The animal attempts, in vain, to cut himself loose.

Publishers’ Note

“Five Weeks in a Balloon” is, in a measure, a satire on modern books of African travel. So far as the geography, the inhabitants, the animals, and the features of the countries the travellers pass over are described, it is entirely accurate. It gives, in some particulars, a survey of nearly the whole field of African discovery, and in this way will often serve to refresh the memory of the reader. The mode of locomotion is, of course, purely imaginary, and the incidents and adventures fictitious. The latter are abundantly amusing, and, in view of the wonderful “travellers’ tales” with which we have been entertained by African explorers, they can scarcely be considered extravagant; while the ingenuity and invention of the author will be sure to excite the surprise and the admiration of the reader, who will find M. VERNE as much at home in voyaging through the air as in journeying “Twenty Thousand Leagues under the Seas.”


Chapter First

The End of a much-applauded Speech. — The Presentation of Dr. Samuel Ferguson. — Excelsior. — Full-length Portrait of the Doctor. — A Fatalist convinced. — A Dinner at the Travellers’ Club. — Several Toasts for the Occasion.

There was a large audience assembled on the 14th of January, 1862, at the session of the Royal Geographical Society, No. 3 Waterloo Place, London. The president, Sir Francis M — , made an important communication to his colleagues, in an address that was frequently interrupted by applause.

This rare specimen of eloquence terminated with the following sonorous phrases bubbling over with patriotism:

“England has always marched at the head of nations” (for, the reader will observe, the nations always march at the head of each other), “by the intrepidity of her explorers in the line of geographical discovery.” (General assent). “Dr. Samuel Ferguson, one of her most glorious sons, will not reflect discredit on his origin.” (“No, indeed!” from all parts of the hall.)

“This attempt, should it succeed” (“It will succeed!”), “will complete and link together the notions, as yet disjointed, which the world entertains of African cartology” (vehement applause); “and, should it fail, it will, at least, remain on record as one of the most daring conceptions of human genius!” (Tremendous cheering.)

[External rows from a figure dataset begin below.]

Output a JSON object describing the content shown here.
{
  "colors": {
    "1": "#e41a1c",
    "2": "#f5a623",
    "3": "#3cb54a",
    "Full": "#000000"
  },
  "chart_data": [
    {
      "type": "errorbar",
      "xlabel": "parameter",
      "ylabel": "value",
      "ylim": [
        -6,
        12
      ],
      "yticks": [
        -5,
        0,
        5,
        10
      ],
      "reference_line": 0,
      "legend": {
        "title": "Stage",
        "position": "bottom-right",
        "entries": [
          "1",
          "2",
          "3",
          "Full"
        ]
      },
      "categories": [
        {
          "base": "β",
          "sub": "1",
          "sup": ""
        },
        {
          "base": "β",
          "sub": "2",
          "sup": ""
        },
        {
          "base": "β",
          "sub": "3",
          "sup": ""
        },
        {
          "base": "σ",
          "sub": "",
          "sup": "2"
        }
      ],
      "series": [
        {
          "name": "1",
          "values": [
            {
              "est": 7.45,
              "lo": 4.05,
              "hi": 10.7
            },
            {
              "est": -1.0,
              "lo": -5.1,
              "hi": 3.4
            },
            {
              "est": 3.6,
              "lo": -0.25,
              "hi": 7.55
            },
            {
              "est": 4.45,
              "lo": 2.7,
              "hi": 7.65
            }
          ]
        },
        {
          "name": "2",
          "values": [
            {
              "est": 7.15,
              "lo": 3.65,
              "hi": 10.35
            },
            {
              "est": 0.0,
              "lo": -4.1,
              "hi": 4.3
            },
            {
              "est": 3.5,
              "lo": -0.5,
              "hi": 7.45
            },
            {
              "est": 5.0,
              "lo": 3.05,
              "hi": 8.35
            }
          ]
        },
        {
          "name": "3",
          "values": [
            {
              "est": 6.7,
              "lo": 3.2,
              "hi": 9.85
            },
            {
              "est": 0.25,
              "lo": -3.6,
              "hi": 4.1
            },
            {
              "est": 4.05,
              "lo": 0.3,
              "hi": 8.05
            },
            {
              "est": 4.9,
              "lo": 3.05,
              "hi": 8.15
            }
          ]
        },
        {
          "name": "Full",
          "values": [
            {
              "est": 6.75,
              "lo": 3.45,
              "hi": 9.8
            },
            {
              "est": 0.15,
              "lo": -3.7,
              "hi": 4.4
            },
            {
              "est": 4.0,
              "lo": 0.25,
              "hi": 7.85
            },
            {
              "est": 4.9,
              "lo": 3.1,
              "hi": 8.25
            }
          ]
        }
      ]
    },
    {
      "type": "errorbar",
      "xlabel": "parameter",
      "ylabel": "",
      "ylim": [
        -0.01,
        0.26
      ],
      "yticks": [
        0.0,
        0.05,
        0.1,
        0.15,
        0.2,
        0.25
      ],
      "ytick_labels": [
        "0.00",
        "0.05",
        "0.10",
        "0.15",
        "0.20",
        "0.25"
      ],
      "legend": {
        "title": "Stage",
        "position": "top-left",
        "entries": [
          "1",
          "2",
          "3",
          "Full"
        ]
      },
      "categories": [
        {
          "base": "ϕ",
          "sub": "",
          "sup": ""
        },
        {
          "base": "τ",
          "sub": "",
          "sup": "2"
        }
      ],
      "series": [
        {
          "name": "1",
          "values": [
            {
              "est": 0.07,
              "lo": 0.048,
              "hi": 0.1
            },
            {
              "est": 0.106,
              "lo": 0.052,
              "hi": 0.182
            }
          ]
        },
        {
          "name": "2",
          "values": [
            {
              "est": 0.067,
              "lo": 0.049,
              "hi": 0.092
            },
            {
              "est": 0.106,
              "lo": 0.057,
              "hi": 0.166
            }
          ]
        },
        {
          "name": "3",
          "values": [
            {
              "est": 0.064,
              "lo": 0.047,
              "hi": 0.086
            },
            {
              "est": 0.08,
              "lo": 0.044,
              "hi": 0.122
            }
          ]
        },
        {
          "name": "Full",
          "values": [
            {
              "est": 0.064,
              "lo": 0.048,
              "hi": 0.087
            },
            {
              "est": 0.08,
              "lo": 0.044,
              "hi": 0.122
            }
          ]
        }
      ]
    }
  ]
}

“Huzza! huzza!” shouted the immense audience, completely electrified by these inspiring words.

“Huzza for the intrepid Ferguson!” cried one of the most excitable of the enthusiastic crowd.

The wildest cheering resounded on all sides; the name of Ferguson was in every mouth, and we may safely believe that it lost nothing in passing through English throats. Indeed, the hall fairly shook with it.

And there were present, also, those fearless travellers and explorers whose energetic temperaments had borne them through every quarter of the globe, many of them grown old and worn out in the service of science. All had, in some degree, physically or morally, undergone the sorest trials. They had escaped shipwreck; conflagration; Indian tomahawks and war-clubs; the fagot and the stake; nay, even the cannibal maws of the South Sea Islanders. But still their hearts beat high during Sir Francis M — ‘s address, which certainly was the finest oratorical success that the Royal Geographical Society of London had yet achieved.

But, in England, enthusiasm does not stop short with mere words. It strikes off money faster than the dies of the Royal Mint itself. So a subscription to encourage Dr. Ferguson was voted there and then, and it at once attained the handsome amount of two thousand five hundred pounds. The sum was made commensurate with the importance of the enterprise.

A member of the Society then inquired of the president whether Dr. Ferguson was not to be officially introduced.